Tether has frozen more than $500 million in cryptocurrency following a request from Turkish authorities. The funds were connected to an alleged unlawful betting and money-laundering scheme operated by Veysel Sahin.
CEO Paolo Ardoino confirmed his company was involved in the case. “Law enforcement came to us, they provided some information, we looked at the information and we acted in respect of the laws of the country,” he stated.
Ardoino noted this is standard procedure when working with agencies like the DOJ and FBI. The action was part of a broader Turkish investigation that has seized over $1 billion in assets.
According to analytics firm Elliptic, stablecoin issuers had blacklisted about 5,700 wallets containing roughly $2.5 billion by late 2025. Around three-quarters of those addresses held Tether’s USDT when frozen.
Tether also says it has assisted in over 1,800 investigations across 62 countries.
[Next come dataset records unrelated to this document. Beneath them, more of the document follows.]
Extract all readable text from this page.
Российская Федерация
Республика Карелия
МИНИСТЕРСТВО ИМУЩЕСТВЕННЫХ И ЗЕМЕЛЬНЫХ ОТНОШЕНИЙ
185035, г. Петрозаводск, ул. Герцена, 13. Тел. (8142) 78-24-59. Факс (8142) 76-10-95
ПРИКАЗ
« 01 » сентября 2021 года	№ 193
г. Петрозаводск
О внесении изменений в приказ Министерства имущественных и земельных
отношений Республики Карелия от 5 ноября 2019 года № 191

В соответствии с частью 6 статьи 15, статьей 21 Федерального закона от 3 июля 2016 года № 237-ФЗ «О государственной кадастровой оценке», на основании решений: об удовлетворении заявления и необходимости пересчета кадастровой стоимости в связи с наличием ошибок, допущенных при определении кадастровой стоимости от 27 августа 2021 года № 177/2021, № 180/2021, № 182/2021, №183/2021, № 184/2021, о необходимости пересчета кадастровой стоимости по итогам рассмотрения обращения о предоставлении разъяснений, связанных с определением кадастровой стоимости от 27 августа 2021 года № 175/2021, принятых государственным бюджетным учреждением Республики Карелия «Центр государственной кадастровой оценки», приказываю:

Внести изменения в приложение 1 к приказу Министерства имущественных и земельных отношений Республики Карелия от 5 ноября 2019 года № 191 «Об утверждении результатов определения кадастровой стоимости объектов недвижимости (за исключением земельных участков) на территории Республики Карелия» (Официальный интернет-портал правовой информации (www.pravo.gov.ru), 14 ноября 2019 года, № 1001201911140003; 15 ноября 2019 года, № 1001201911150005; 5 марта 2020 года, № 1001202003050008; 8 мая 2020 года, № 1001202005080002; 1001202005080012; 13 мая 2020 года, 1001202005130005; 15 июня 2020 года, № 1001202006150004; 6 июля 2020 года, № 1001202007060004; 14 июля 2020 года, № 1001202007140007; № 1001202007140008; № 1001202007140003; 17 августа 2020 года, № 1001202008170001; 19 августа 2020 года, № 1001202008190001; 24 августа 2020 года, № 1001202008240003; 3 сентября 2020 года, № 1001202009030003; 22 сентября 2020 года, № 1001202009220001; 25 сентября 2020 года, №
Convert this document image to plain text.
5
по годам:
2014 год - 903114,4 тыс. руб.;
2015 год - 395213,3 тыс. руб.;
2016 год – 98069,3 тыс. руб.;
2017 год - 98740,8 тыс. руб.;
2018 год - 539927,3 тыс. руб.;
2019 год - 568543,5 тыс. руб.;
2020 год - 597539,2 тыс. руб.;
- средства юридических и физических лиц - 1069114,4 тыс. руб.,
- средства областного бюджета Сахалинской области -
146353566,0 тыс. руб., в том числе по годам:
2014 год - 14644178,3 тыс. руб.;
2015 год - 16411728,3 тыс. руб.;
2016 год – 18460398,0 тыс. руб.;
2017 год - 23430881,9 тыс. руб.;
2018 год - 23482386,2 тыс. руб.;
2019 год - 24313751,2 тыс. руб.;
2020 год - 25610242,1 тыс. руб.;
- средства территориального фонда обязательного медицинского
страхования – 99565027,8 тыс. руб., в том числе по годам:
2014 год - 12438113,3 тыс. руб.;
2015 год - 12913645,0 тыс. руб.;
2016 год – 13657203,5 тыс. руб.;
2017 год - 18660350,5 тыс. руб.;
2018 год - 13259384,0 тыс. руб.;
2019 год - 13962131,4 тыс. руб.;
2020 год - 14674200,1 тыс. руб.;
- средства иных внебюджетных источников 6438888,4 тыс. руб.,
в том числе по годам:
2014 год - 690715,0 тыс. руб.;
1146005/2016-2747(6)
This cooperation led to $3.4 billion in frozen USDT linked to alleged crimes.
Despite this, USDT continues to face scrutiny from law enforcement. US prosecutors recently charged a Venezuelan national with laundering $1 billion, largely using the token.
Last year, blockchain researchers reported that $649 billion in stablecoins flowed through high-risk addresses in 2024. Tron-based USDT accounted for more than 70% of this activity.
Meanwhile, Tether’s USDT reached a record $187.3 billion market capitalization in Q4 2025. It grew by $12.4 billion despite a broader crypto market downturn.
Network usage surged with monthly active USDT wallets climbing to 24.8 million. Quarterly transfer volume also rose to $4.4 trillion across 2.2 billion transactions.